On-chain analysis shows that many LINK holders moved hundreds of thousands of coins to exchanges over the weekend. This suggests that bears are active again, and Chainlink’s token price could be under intense pressure.
According to Santiment data, Chainlink’s exchange inflow spiked to 300,000 tokens on Sunday, May 18, just as LINK faced rejection near $16 and started to fall.
This surge signals a clear intent to sell, as holders moved large amounts from self-custody to exchanges. Rising exchange inflows most times trigger downward pressure, and this trend suggests LINK isn’t done sliding.
If the inflow had dropped, the sentiment would have been bullish, and the Chainlink token price might have displayed strength. However, this lack of restraint from sellers leaves little room for a bullish turn, at least for now.
A closer look at the metric reveals that LINK could be following the pattern from May 16. During that period, the exchange inflow surged by about 600,000.
By the next day, LINK’s price had dropped from $17 to $15. Therefore, if history repeats and more tokens keep hitting exchanges, the altcoin could soon see a lower value.
Furthermore, an examination of the daily chart shows that Chainlink’s price has faced rejection at three key zones lately. First, it was the $17.61 resistance.
Later, it failed to break the $16.36 roadblock while struggling to move past $15.92. Historically, when a cryptocurrency fails to breach these hurdles, an extended correction could follow.
For instance, in March, the cryptocurrency got rejected by nearly $15.92. In less than two weeks, the Chainlink price dropped to $10.35.
With the red line of the Supertrend above the current value, LINK is unlikely to see a breakthrough past $17 anytime soon.

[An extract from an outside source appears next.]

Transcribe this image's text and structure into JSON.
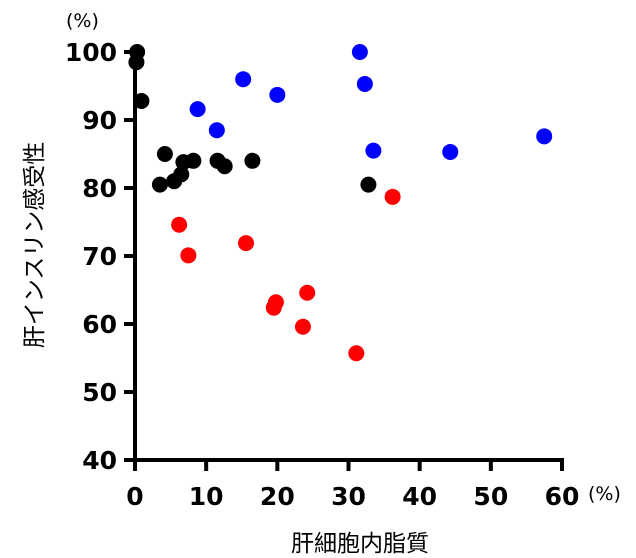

The technical setup on the daily chart was not notably different. As seen below, the Moving Average Convergence Divergence (MACD) has dropped to the negative region.
This decline indicates bearish momentum, especially with the formation of a bearish crossover. For context, the bearish crossover occurred as the 26 EMA (orange) climbed above the 12 EMA (blue).
If this trend remains the same, Chainlink’s price might fall below the support level of $14.98. If that happens, LINK’s next target might be a correction toward $10.05.
Alternatively, if bulls defend the $14.98 support and buying pressure increases, this forecast might not pass.
In that scenario, LINK’s price might break the resistance at $18.03 and rally above $20.